If the manner of investigative procedures was scandalising so was the manner of its renunciation. To put it bluntly hardly anyone thinks him innocent of fiscal crookedness and more than a few think of him as conducive to more serious crimes. The Justice Nizam case is perhaps the least incendiary instance to cite. Rather than command respect, Mr Zardari inspires fear.
Media savvy, silver-tongued, and politically dexterous Mr Zardari is, but even these gifts occasion alarm if perceived as masking insincerity of purpose and unreliability. One of the reasons negotiations between Mr Bhutto and the PNA were so fraught was that the PNA knew Mr Bhutto could talk rings round them any time. Being able to outwit the political opposition does not mean that you have convinced them. It just leaves them feeling vaguely cheated.
How, with the best will in the world, may common Pakistanis view a President Asif Zardari as possessing the requisite objectivity about what constitutes the supreme national interest that his self-interested immediate predecessor was reviled for lacking?

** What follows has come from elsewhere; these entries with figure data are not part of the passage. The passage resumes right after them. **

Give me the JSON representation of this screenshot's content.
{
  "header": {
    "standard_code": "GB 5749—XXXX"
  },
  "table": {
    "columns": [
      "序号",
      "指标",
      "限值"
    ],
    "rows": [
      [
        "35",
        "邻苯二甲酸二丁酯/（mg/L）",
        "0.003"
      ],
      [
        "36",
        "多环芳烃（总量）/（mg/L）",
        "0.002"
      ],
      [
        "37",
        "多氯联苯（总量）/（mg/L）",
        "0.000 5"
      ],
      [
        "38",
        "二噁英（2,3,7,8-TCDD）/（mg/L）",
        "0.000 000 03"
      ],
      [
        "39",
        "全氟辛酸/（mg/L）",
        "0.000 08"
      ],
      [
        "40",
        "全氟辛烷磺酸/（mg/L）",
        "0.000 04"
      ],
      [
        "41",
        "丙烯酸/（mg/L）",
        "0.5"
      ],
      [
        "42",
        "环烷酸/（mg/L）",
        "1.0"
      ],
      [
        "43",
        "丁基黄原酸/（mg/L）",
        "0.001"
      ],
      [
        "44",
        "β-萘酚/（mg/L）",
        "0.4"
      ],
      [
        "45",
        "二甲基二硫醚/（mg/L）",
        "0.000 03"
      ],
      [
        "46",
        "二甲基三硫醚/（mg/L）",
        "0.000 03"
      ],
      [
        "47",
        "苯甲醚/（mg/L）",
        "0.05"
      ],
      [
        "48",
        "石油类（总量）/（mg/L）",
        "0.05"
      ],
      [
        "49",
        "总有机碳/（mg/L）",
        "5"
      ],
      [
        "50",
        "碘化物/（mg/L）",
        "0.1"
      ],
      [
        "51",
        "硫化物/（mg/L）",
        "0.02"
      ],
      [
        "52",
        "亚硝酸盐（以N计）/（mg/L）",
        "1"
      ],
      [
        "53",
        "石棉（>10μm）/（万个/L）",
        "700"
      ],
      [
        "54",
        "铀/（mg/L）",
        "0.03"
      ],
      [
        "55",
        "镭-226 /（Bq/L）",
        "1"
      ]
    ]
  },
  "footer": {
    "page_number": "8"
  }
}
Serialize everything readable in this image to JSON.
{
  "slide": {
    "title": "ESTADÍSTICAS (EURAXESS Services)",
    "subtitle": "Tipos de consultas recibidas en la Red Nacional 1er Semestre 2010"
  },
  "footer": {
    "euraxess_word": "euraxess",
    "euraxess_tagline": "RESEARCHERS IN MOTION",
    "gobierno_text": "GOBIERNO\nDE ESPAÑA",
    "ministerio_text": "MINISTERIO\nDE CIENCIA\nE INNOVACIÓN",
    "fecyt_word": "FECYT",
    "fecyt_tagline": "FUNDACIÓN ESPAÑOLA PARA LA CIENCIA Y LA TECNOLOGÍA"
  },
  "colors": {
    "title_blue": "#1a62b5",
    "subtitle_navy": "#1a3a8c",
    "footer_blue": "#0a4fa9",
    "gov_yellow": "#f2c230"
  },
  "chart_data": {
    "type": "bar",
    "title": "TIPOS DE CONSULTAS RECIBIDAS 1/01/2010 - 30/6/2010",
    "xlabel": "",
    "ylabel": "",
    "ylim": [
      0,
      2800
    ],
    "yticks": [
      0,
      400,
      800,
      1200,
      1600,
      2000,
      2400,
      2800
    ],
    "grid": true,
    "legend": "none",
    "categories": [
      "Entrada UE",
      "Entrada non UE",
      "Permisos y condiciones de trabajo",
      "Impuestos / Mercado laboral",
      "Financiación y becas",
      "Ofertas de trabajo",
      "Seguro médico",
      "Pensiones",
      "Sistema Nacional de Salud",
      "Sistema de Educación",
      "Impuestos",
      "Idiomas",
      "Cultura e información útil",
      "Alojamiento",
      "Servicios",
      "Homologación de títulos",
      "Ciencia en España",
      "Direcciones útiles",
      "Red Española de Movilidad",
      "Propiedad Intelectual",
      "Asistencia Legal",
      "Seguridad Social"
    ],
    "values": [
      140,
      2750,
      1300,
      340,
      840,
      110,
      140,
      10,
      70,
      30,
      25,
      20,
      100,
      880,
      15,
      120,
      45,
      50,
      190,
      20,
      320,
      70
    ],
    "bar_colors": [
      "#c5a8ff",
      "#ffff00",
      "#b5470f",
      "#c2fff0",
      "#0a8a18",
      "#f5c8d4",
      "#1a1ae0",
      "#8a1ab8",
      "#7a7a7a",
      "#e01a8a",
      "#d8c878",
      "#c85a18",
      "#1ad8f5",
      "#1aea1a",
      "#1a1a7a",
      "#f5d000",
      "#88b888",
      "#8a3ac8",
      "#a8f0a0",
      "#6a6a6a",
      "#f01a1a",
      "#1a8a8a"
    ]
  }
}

As for neutrality PPP jiyala exultation broke bounds in Governor House Punjab, and their leaders pledged to do the same for the presidency. But Pakistan is not the equivalent of a PPP fief — yet. Nor do its citizens want it to become one. Mr Bhutto successfully for himself (initially) but disastrously for the provinces and federation reconstituted provincial governments that were not PPP-hued. Fears that the PPP`s diminished first family will activate another set of FSF-type goons may prove groundless, but there should not be the slightest shadow of such apprehensions surrounding the persona of a presidential candidate.
For far too many Pakistanis over a wide-ranging spectrum Mr Zardari`s nomination as a presidential candidate is outrageous. Surely the PPP`s co-chairman and the 19-year-old who is his boss can find a less stigmatised party man.
They could find someone consensually acceptable if they put their minds to it.